Толковый работник... Я отнюдь не азартный охотник за дамскими юбками (это скорее по части Сереги), но оценить красоту, обаяние, оригинальность склада души, бескорыстную проницательность и благоволение ума умею. До чего же она, стерва, была хороша! Впервые я увидел ее в холодной комнате инспекторов Мосгороно. Стоял холодный март, в учрежденческих домах топили и то-кое как - через день; и все служащие работали в пальто и шубах, шапках, шарфах.

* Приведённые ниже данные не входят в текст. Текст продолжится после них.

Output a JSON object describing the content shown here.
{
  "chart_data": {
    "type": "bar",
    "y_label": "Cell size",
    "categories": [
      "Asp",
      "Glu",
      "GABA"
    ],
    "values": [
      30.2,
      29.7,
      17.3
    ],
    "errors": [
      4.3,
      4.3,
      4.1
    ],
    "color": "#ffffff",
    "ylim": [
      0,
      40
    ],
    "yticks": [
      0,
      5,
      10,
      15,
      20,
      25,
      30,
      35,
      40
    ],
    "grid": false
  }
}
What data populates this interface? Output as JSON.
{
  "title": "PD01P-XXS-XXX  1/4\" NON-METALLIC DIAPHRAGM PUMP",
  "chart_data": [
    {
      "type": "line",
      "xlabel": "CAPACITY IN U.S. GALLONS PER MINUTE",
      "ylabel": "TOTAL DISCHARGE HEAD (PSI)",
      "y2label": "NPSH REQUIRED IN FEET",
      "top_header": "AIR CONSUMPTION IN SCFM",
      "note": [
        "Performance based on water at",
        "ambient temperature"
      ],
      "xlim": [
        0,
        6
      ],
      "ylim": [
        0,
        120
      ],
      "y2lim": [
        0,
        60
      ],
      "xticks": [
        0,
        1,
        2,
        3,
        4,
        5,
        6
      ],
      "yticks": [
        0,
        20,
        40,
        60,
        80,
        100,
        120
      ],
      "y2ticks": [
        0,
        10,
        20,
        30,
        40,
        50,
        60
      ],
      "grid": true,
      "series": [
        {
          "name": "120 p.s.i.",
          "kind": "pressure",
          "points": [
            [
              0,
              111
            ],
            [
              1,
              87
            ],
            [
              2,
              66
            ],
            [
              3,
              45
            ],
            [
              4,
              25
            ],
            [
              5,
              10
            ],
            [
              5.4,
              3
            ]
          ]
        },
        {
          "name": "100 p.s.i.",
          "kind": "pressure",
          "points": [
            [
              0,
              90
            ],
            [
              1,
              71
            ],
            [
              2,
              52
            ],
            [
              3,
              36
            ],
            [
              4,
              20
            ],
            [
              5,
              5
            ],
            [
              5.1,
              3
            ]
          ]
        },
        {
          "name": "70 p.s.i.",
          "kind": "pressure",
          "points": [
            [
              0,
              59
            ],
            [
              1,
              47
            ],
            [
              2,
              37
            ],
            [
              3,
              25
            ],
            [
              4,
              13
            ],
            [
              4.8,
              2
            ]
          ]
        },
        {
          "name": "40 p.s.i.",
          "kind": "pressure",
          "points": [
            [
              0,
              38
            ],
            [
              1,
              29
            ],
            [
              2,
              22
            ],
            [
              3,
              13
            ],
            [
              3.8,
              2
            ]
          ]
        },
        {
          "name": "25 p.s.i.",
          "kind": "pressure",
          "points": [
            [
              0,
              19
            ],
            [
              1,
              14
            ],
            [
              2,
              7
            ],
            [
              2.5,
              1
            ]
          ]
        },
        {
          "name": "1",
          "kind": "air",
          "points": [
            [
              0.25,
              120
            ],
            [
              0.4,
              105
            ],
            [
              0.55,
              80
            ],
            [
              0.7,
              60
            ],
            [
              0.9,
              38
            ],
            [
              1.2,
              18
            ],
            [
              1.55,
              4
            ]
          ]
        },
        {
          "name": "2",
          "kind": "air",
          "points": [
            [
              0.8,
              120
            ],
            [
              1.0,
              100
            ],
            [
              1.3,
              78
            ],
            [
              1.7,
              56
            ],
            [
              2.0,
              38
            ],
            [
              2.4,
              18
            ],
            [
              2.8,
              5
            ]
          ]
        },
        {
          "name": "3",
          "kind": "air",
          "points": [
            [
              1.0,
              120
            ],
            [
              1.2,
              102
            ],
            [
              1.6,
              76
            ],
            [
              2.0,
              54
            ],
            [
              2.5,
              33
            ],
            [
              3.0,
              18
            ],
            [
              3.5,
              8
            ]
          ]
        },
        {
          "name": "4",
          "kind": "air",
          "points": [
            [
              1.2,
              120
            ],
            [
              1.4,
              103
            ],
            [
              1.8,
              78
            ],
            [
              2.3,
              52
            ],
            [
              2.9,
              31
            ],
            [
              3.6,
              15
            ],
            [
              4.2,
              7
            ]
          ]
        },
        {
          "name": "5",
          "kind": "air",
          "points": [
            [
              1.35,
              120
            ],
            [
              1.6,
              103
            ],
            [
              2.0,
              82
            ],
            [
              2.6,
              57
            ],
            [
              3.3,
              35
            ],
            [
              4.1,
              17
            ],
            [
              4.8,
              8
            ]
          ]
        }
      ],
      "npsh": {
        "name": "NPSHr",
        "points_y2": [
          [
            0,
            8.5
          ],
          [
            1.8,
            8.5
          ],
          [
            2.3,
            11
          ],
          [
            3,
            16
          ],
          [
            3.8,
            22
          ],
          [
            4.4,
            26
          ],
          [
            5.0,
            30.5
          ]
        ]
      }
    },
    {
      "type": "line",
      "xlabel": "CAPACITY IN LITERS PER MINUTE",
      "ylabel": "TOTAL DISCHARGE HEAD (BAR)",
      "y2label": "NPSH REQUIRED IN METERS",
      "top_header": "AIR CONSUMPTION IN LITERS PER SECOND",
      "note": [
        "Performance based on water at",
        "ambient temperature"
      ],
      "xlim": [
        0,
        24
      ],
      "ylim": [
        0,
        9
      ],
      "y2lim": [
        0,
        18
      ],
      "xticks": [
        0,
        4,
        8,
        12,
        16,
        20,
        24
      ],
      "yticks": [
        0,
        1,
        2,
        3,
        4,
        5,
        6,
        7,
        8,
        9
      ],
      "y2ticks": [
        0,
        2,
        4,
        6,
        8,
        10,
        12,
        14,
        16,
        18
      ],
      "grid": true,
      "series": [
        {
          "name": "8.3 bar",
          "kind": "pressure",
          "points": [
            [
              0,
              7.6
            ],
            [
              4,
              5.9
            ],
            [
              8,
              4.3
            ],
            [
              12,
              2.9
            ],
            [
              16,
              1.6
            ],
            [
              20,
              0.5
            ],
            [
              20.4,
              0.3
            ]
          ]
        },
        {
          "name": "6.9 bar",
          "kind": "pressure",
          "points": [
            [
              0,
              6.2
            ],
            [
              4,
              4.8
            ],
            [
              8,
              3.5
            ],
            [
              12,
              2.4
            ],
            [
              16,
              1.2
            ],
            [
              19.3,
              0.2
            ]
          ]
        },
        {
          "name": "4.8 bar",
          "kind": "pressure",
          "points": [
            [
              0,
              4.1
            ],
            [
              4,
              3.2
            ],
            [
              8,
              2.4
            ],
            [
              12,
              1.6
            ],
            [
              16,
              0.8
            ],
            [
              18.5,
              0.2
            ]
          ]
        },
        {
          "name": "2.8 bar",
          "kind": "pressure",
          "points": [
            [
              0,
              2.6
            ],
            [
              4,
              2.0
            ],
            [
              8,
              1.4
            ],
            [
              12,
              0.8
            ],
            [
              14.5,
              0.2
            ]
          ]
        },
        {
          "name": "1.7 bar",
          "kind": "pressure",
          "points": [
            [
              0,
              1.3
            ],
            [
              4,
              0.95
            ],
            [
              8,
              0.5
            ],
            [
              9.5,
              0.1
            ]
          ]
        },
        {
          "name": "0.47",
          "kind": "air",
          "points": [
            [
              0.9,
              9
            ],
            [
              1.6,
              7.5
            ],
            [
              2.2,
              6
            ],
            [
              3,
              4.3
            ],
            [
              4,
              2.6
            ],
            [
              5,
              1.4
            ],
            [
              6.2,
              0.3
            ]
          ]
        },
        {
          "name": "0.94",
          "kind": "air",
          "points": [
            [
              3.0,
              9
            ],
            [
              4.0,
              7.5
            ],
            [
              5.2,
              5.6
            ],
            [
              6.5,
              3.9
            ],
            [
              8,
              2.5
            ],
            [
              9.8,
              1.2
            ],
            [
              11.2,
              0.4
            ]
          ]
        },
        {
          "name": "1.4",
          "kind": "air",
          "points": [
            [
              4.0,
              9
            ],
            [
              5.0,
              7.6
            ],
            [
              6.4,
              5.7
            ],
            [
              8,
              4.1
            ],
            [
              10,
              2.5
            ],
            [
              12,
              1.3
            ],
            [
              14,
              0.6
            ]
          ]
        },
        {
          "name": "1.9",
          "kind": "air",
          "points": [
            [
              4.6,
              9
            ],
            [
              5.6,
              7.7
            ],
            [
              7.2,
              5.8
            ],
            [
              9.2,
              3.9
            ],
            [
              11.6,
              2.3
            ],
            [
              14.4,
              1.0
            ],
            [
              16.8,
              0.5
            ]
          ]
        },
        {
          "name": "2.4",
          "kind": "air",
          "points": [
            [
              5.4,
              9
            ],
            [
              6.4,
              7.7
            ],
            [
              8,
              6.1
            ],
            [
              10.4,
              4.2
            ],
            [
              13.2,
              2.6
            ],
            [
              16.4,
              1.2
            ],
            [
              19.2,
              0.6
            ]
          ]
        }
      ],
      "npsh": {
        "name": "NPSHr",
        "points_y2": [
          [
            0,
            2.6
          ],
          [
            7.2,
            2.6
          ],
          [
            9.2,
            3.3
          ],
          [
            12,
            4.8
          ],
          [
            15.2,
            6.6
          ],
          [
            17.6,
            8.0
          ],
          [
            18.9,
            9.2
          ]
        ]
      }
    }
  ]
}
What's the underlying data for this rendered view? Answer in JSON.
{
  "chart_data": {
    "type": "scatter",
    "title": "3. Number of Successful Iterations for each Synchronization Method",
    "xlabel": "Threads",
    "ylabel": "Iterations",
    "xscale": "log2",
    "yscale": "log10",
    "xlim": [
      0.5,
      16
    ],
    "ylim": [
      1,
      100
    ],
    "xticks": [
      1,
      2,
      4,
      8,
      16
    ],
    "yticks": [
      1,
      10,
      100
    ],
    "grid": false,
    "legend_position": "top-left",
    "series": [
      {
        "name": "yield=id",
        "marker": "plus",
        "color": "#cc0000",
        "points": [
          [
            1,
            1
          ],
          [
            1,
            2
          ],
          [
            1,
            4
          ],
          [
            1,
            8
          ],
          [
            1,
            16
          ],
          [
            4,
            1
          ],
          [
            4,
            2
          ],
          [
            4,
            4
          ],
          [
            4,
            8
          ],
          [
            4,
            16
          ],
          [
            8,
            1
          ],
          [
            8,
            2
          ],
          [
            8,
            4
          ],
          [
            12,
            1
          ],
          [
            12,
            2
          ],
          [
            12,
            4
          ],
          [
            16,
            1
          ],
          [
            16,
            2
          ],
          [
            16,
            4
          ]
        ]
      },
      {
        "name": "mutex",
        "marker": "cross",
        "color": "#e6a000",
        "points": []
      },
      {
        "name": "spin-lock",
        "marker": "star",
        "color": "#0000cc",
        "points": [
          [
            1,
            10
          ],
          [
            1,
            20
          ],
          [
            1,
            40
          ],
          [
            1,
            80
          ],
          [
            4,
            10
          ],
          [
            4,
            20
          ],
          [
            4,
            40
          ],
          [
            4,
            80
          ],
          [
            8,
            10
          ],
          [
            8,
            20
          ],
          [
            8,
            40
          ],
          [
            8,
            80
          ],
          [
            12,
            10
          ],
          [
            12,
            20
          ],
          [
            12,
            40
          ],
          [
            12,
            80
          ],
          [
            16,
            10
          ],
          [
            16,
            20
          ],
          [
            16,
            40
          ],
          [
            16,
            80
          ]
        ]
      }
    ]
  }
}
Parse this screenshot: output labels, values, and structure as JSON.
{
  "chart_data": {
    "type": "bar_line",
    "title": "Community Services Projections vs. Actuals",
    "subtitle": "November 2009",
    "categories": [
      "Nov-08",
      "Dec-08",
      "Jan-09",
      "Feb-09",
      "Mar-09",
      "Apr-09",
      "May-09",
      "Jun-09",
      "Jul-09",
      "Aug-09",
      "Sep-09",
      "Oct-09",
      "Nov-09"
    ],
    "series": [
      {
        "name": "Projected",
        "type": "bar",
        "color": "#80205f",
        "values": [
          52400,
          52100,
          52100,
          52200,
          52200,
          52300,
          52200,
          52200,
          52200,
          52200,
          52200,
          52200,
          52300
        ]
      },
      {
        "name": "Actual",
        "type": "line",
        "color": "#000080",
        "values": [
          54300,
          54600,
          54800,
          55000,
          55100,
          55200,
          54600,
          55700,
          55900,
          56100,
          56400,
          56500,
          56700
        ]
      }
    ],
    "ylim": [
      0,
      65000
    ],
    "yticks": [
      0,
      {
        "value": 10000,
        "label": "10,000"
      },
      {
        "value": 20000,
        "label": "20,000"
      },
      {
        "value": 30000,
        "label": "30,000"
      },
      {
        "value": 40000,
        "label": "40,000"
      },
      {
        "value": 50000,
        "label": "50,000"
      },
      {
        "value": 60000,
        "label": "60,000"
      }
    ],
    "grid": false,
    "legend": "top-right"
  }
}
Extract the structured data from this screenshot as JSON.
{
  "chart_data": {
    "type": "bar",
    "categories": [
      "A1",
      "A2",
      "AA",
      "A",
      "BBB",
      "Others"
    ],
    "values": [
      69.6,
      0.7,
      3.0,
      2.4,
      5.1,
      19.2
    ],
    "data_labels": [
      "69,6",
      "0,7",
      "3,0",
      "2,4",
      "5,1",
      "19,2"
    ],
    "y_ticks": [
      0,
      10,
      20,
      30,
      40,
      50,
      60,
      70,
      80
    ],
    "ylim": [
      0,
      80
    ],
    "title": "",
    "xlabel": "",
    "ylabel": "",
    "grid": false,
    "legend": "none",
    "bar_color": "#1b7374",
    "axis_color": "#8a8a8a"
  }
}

Бывает же так - в комнате сидело за столами, уткнувшись в бумаги, говоря по телефону, печатая на машинке, человек пятнадцать, но я подошел именно к ней, хотя почти никого из находившихся там не знал.
- Ляля, - негромко сказал я и, несмотря на то, что в комнате было довольно шумно, она мгновенно прервала чтение чего-то объемного в раскрытой папке и подняла на меня глаза. Слегка навыкате, золотисто-рыжие, словно подсвеченные изнутри прыгающим пламенем и обрамленные длиннющими, иссиня-черными стрелками ресниц. С головы ее медленно сполз белый оренбургский платок, обнажив задорную мальчишечью стрижку.
- А я вас сразу узнала, - поправляя платок, сказала она. И голос, и слова были обыденными, но у меня от них словно прокатилась по груди теплая волна. - Мне Надежда Константиновна уже позвонила. Пойдемте в предбанник, там есть где посидеть и покурить.
Она встала, застегнула потрепанный беличий жакет, который едва сходился на высокой груди, и кивнула на дверь. Предбанником назывался зальчик в подвальном помещении - мрачноватое, плохо отремонтированное пространство между мужским и дамским туалетами. Сели, закурили. У нее была странная манера приминать папиросу - вдоль, поперек и еще раз вдоль. И длинные пальцы с красивыми ногтями держали ее как-то по особенному вычурно, но не напоказ, как это делают некоторые, а неосознанно-естественно. Завязался разговор, который был весьма общим, касался наболевших проблем и был известен каждому трудяге Наробраза. Нам было легко и просто общаться. Мы понимали друг друга с полуслова. Невзначай я бросил взгляд на часы мать честн?я, полтора часа пролетели в мгновение ока, я уже опаздывал на очередное стажерское занятие в Наркоминделе. Мне показалось, что и Ляля сожалеет о чрезмерной быстротечности беседы.
- А мы могли бы встретиться как-нибудь вечером? - спросил ее я, внутренне уверяя сам себя, что говорю это без малейшего намека на заднюю мысль. - Чтобы никуда не надо было торопиться. Вы ведь даже не обмолвились ни словечком о вашей жизни в Америке. А для меня узнать как можно больше деталей из первых рук крайне важно.